According to a previous report by Zombit, Starknet faced controversy over the timing of its Token Generation Event (TGE), which resulted in a significant unlocking of the “Team/Investor Token Allocation” just two months after token circulation. These tokens accounted for approximately 13% of the total supply, and this issue sparked intense discussions within the community before token release.
However, Starkware, the developer of Starknet, announced today that they have adjusted the lock-up plan for early contributors and investors after considering feedback from the ecosystem and partners. Initially, one-third (approximately 13% of the total supply) of tokens allocated to these early contributors and investors were scheduled to unlock on April 15th. Under the revised unlocking plan:
– The unlocking quantity on April 15th will be significantly reduced from the original 13% to 0.64% of the total supply.
– A progressive unlocking approach will be adopted, maintaining a monthly release rate of 0.64% (64 million tokens) until March 15th, 2025. Afterward, the release rate will increase to 1.27% (127 million tokens) per month for 24 months, until March 15th, 2027.

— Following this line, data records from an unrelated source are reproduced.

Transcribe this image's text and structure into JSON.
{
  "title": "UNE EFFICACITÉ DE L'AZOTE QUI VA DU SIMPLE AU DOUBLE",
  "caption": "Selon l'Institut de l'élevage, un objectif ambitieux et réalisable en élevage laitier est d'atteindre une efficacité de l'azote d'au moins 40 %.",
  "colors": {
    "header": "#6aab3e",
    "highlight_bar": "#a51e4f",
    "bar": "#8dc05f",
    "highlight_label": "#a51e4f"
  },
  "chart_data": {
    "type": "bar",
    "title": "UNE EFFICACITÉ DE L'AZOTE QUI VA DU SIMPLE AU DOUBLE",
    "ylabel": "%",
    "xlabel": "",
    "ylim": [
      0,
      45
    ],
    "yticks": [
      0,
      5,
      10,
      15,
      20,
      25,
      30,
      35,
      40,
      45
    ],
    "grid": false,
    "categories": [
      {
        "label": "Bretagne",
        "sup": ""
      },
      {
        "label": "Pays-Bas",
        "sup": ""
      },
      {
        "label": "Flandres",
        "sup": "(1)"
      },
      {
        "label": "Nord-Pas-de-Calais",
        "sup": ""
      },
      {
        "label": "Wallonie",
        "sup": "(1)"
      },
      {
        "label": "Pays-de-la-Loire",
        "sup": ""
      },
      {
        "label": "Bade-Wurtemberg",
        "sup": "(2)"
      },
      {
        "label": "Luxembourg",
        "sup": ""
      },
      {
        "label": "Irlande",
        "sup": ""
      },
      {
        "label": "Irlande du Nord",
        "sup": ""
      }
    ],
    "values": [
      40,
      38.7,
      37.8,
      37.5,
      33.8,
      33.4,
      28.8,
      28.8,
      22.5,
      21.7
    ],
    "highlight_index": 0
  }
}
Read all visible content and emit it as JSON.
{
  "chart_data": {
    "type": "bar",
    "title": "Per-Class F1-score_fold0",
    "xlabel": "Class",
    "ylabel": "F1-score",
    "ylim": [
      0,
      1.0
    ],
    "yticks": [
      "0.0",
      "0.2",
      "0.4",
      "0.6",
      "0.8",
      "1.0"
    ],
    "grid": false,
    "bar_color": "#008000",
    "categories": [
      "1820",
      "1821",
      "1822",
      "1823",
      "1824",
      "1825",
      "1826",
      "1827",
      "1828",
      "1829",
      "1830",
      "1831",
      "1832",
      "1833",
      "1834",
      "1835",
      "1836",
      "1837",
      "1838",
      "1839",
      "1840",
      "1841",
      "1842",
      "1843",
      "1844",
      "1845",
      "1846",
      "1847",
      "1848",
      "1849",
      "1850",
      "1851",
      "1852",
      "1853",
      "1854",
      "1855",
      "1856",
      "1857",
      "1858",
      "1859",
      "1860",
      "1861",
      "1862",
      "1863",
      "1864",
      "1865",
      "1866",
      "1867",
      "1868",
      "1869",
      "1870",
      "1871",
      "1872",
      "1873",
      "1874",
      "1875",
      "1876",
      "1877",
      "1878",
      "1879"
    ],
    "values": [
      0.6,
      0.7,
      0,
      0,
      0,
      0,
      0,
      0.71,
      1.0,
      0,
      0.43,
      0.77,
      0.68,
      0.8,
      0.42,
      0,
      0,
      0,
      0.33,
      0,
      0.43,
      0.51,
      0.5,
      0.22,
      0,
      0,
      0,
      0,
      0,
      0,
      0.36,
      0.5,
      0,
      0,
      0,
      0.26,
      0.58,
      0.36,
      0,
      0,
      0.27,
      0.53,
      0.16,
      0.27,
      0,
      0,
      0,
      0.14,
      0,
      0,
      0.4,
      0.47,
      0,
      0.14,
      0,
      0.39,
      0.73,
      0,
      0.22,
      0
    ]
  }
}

Based on the new unlocking plan, by the end of 2024, early contributors and investors will have unlocked 580 million STRK tokens, compared to the previous plan of 2 billion tokens. Additionally, an additional 1.4 billion tokens will gradually unlock by the end of 2025, followed by another 1.5 billion STRK tokens by the end of 2026. Finally, on March 15th, 2027, 380 million STRK tokens will be unlocked.
After the news release, the price of STRK tokens surged above $2, with a growth of over 12% in the past 24 hours.
However, despite the significant revisions made to the controversial token release rules, it appears that the rule allowing locked tokens to be used for staking remains unchanged.